Advanced Traffic Signal Control System Using Deep Double Q-Learning with Pedestrian Factors
Data publikacji: 18 mar 2025
Zakres stron: 239 - 255
Otrzymano: 21 gru 2024
Przyjęty: 21 lut 2025
DOI: https://doi.org/10.2478/jaiscr-2025-0012
Słowa kluczowe
© 2025 Li-Juan Liu et al., published by Sciendo
This work is licensed under the Creative Commons Attribution 4.0 International License.
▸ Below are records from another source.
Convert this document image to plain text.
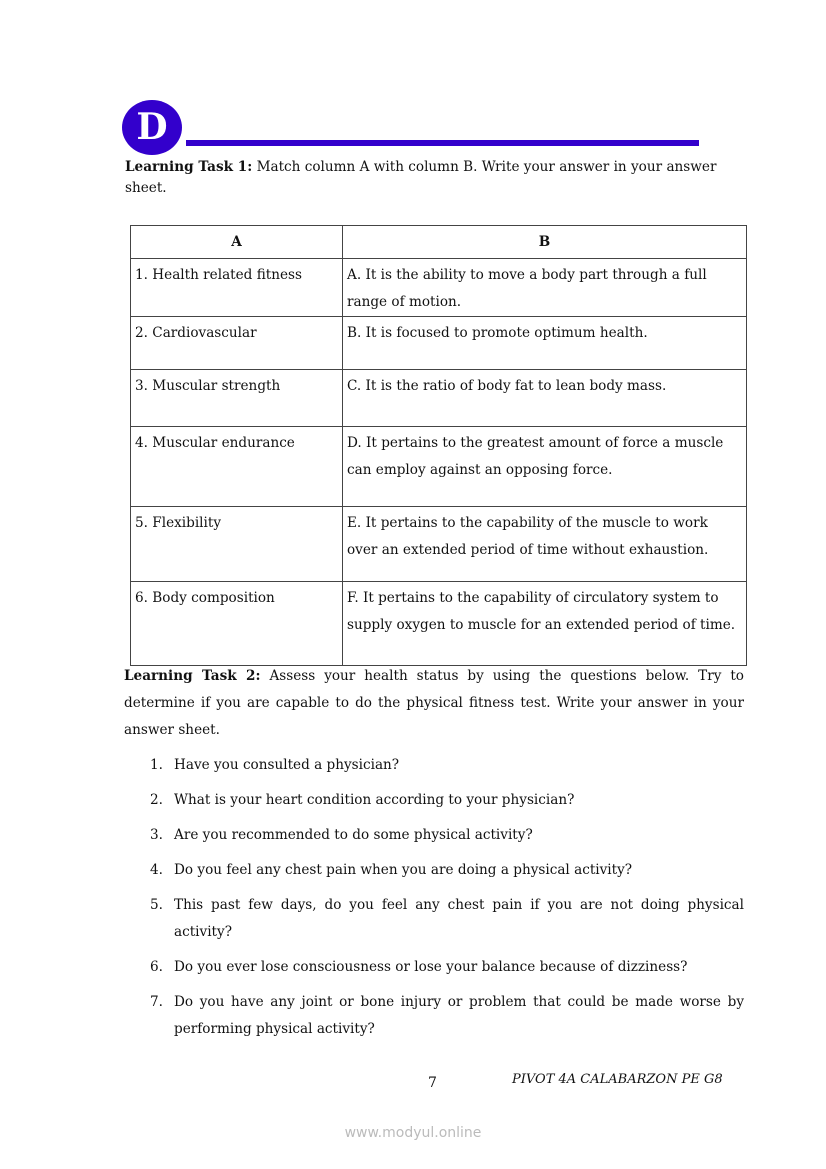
D
Learning Task 1: Match column A with column B. Write your answer in your answer sheet.
A	B
1. Health related fitness	A. It is the ability to move a body part through a full range of motion.
2. Cardiovascular	B. It is focused to promote optimum health.
3. Muscular strength	C. It is the ratio of body fat to lean body mass.
4. Muscular endurance	D. It pertains to the greatest amount of force a muscle can employ against an opposing force.
5. Flexibility	E. It pertains to the capability of the muscle to work over an extended period of time without exhaustion.
6. Body composition	F. It pertains to the capability of circulatory system to supply oxygen to muscle for an extended period of time.
Learning Task 2: Assess your health status by using the questions below. Try to determine if you are capable to do the physical fitness test. Write your answer in your answer sheet.
1. Have you consulted a physician?
2. What is your heart condition according to your physician?
3. Are you recommended to do some physical activity?
4. Do you feel any chest pain when you are doing a physical activity?
5. This past few days, do you feel any chest pain if you are not doing physical activity?
6. Do you ever lose consciousness or lose your balance because of dizziness?
7. Do you have any joint or bone injury or problem that could be made worse by performing physical activity?
7	PIVOT 4A CALABARZON PE G8
www.modyul.online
In response to the increasingly severe traffic congestion problem, this paper proposes a novel method based on Double Deep Q-Learning Network to enhance the performance of adaptive traffic signal control agents in alleviating traffic congestion and delays. By designing a novel state space model and reward function, the proposed method can minimize vehicle queue lengths and reduce vehicle delay duration when dealing with complex intersections or segments with significant traffic fluctuations. To evaluate the performance of this method, the paper utilizes the Simulation of Urban MObility software to set up environments for complex intersections. Simulation results demonstrate that compared to previous works and current mainstream algorithms, the proposed method can efficiently control signals in complex traffic environments, effectively addressing congestion and improving traffic efficiency.